1. Beber água sem respirar
2. Papel na testa (contra indicado para pessoas que estiverem em público)
3. Susto (contra indicado para pessoas com pressão alta)
4. Beijo (não passa, mas é divertido!)
5. Beber água de cabeça para baixo (contra indicado para pessoas submetidas à gravidade)
6. Forçar o soluço (não ajuda a passar, mas você conseguirá chamar atenção...)
7. Prender a respiração.
8. Outros
9. Levantar os braços (ou esse é para quem engasga?!)
10. Se jogar - de cabeça - do último andar de qualquer edifício com mais de 5 andares (contra indicado para pessoas com amor à vida)

E quanto à idéia: conviva com ela aguardando para saber quem sobreviverá mais. Você ou ela?! Ou se joga sem pára-quedas sobre ela. Deixe-a acreditar que está ganhando, enquanto é desgastada aos poucos. Até que um dia você vai sentir falta de alguma coisa, vai abrir o armário, vai vasculhar de baixo da cama, vai verificar na caixa do correio e vai ficar um bom tempo com a sensação de que perdeu algo pelo caminho...
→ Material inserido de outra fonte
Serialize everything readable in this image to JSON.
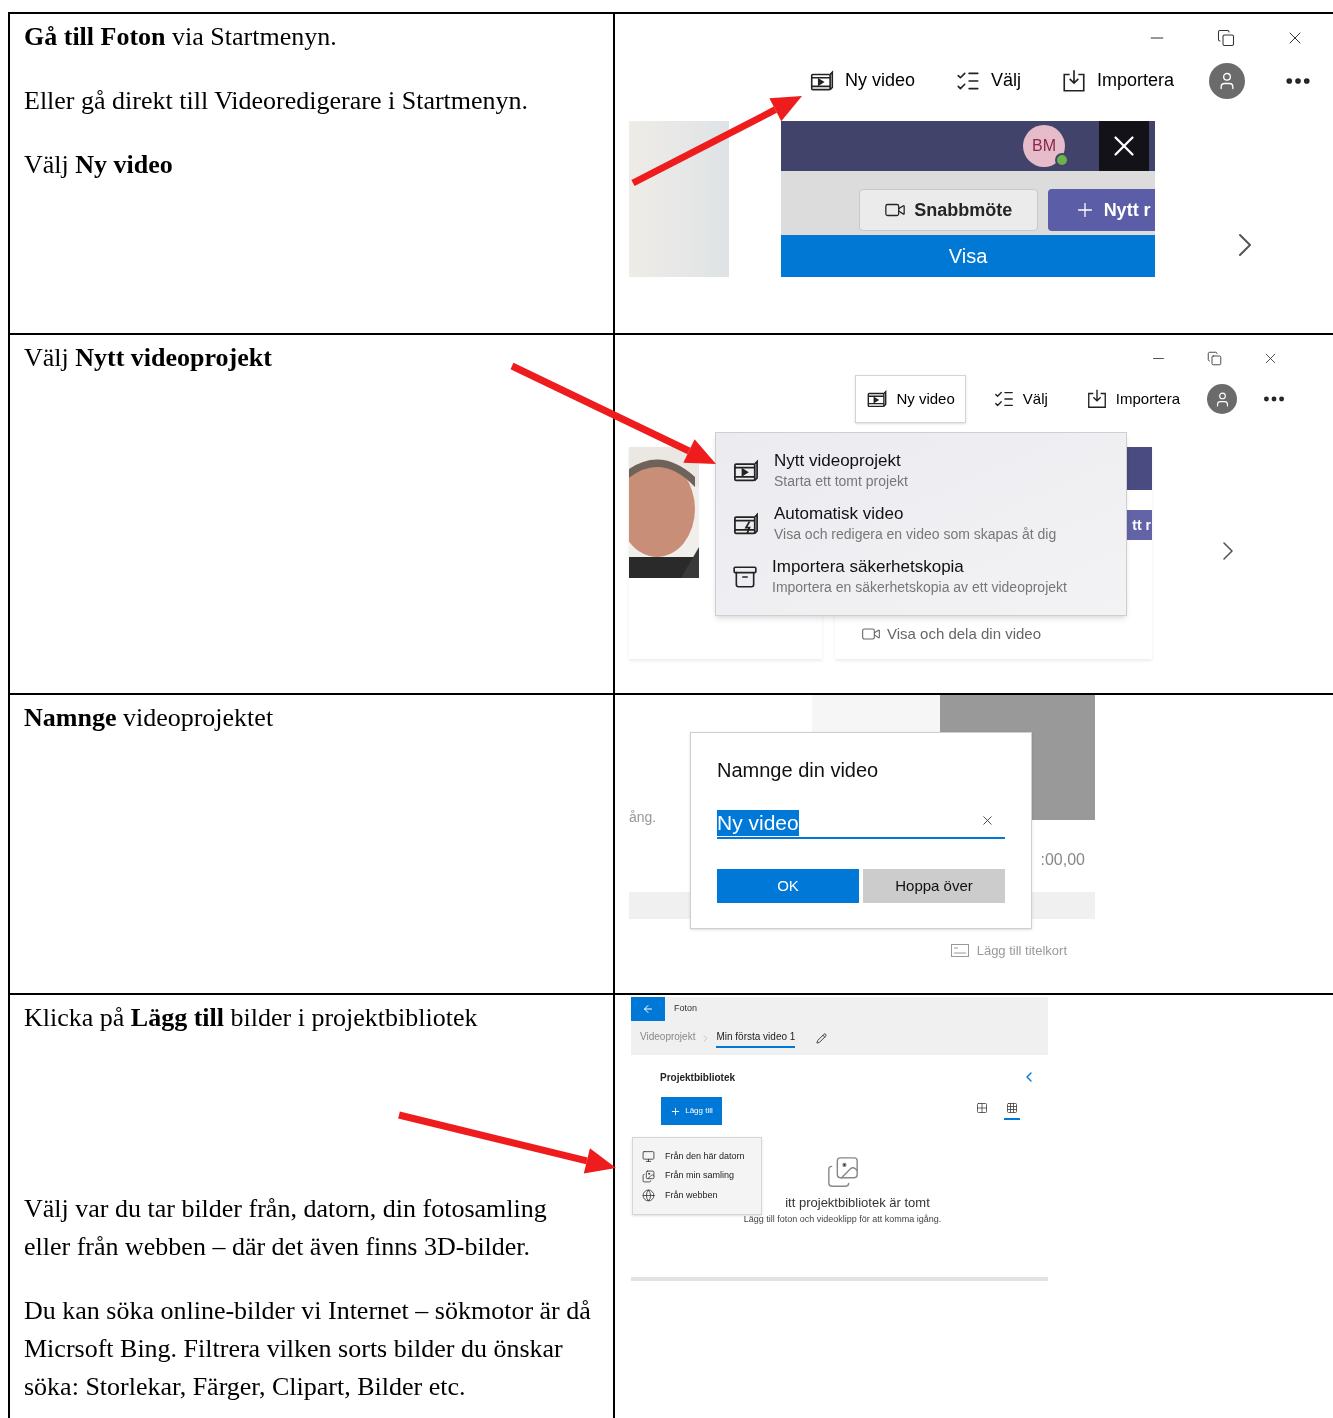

terça-feira, outubro 03, 2006

Série "Correspondências"

Abaixo, o primeiro post da Série Correspondências:
08. 02. 02
"Estou em casa, mais precisamente no quarto dos meus pais. Tenho um cartão telefônico na minha frente. Estou deitado. Na bela paisagem do cartão vejo nuvens, vejo árvores, vejo água, vejo casa. Vejo muita coisa. Só não vejo gente. Faltam pessoas para compor a paisagem, sinto que falta. É praticamente um Romeu e Julieta sem goiabada. Simplesmente falta algo essencial.
Converso com você. Gosto disso. Gosto de poder penetrar nos seus olhos e enxergar a sua mente. Embora você não saiba, seus olhos são claros, diria que até cristalinos. E isso me preocupa certas vezes. Isso me preocupa, pois consigo ver neles uma ambição de não enfrentar incertezas, incertezas que te incomodam. Na vida, o que a torna tão espetacular é o fato de um Deus estar jogando dados a todo instante. Somos regidos por incertezas e probabilidades, e isto é ótimo. (Sem essa incerteza, tenho medo de imaginar como seríamos). Nós somos microcosmos, e como tal, possuimos uma organização complexa. O que acontece conosco é o mesmo que acontece com os ecossistemas. Devemos interagir de forma construtiva com outros microcosmos, a fim de estabelecer um macrocosmo mais equilibrado. Ninguém é autosuficiente. Nós só estamos aqui pois sabemos nos relacionar de forma vantajosa com (muitos) organismos. Você já parou para imaginar quantas variáveis entram numa equação para que o resultado seja igual a "vida"? São inumeráveis, infinitas.
Digo isso para mostrar que nada nem ninguém é completo sem estar relacionado. Fico imaginando se mantendo o atual estado poderemos ajudar um ao outro. Não desejo ser apenas uma válvula de escape nem um passatempo. Isso não me torna melhor. Devemos pensar e modificar essa forma de tratamento. Todos estamos interligados. Seres vivos + "não vivos", tudo está ligado. Formamos uma teia e visamos o equilíbrio - a mãe Gaia agradece."